でも確かに、発想としては鉱山のトロッコなんだろうけど、それと轍が組み合わさったら、町中で再現すればどれほど便利か、すぐに思い至るはずだ。そして、この程度は誰でも思いつく。
蒸気機関は止められているし、鉄道も止められた。私としてはおおっぴらに鉄道を建設できるとなればウハウハだ。熱い、というよりは暗い鉄道魂が私の中に燻っているのだ。
「そうだねぇ」
色んな気持ちを隠しつつ、頷いておくだけにした。
教会に到着すると、フェルテンは街で皆にお土産を買って帰る、とのことでロータリーの方向へ馬車を走らせていった。
「あら、お姉様。と、ドロシーさん」
「あら、シスター・エミー。ごきげんよう」
バチバチッ、と火花が散ったように見えた。あろうことか、光の精霊たちが戦闘態勢を取っている。
「ちょっ、ごきげんよう!」
慌てて二人の間に割って入り、精霊たちの毒気を抜く。面白いことに、精霊たちは私の存在を無視できないみたいだ。エミーの性質によるものか、私の『半精霊使い』の性質によるものか、それはわからない。
「シスター・カミラにお会いしたいのですが」
ドロシーとエミーを交互に見て、二人を落ち着かせる。まるっきり、本妻と愛人の戦いに割って入る駄目亭主だ……。

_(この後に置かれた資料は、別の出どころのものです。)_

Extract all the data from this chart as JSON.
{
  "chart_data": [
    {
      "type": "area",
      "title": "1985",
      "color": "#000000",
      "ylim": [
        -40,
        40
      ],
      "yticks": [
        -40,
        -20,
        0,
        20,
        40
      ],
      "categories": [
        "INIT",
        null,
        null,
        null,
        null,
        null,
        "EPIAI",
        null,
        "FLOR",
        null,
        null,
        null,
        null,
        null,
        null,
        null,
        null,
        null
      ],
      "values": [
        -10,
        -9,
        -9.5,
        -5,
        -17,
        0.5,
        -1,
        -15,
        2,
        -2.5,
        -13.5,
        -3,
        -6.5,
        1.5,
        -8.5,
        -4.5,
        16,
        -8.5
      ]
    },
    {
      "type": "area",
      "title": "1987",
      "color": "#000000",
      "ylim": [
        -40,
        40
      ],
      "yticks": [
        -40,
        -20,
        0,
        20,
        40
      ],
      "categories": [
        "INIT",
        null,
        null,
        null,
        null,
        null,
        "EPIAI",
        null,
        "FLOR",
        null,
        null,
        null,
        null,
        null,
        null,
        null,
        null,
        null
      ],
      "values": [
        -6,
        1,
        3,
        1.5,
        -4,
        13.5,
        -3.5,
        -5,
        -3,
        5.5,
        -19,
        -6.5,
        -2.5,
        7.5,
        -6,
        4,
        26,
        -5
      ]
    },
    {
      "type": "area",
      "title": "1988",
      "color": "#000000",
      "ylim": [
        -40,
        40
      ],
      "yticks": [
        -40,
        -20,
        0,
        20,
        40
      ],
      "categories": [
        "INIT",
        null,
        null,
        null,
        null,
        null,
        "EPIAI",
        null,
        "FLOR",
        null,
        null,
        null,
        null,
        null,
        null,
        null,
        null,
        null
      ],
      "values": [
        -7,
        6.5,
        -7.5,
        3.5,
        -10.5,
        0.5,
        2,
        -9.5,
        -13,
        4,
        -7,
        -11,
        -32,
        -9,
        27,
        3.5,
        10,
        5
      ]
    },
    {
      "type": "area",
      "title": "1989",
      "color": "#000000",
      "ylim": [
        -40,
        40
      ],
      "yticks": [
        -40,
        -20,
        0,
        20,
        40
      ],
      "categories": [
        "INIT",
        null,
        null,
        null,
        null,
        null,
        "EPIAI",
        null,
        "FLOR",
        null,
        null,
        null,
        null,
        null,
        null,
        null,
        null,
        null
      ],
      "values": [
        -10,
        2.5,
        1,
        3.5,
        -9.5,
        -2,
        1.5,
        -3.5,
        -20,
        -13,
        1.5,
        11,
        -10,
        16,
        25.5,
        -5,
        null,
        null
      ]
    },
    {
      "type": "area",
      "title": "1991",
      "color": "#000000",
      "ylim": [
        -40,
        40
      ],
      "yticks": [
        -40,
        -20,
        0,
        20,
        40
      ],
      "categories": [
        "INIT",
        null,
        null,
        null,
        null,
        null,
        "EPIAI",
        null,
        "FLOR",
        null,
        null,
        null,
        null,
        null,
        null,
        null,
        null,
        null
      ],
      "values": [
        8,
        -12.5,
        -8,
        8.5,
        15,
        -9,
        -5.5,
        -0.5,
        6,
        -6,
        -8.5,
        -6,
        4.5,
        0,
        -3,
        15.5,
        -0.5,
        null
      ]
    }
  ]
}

カミラ女史に取り次ぐまで、光の精霊たちが臨戦態勢だった。ドロシーの何が、エミーを刺激しているのかは窺い知れない。エミーに訊いてみたいけれど、それはきっと藪蛇なんだろうなぁ……。
「これは……修羅場か何かですか?」
カミラ女史は、私たち三人を見た時に、怜悧な視線で冷静な表情で言った。
――――よくわかんないですけど、多分当たりです。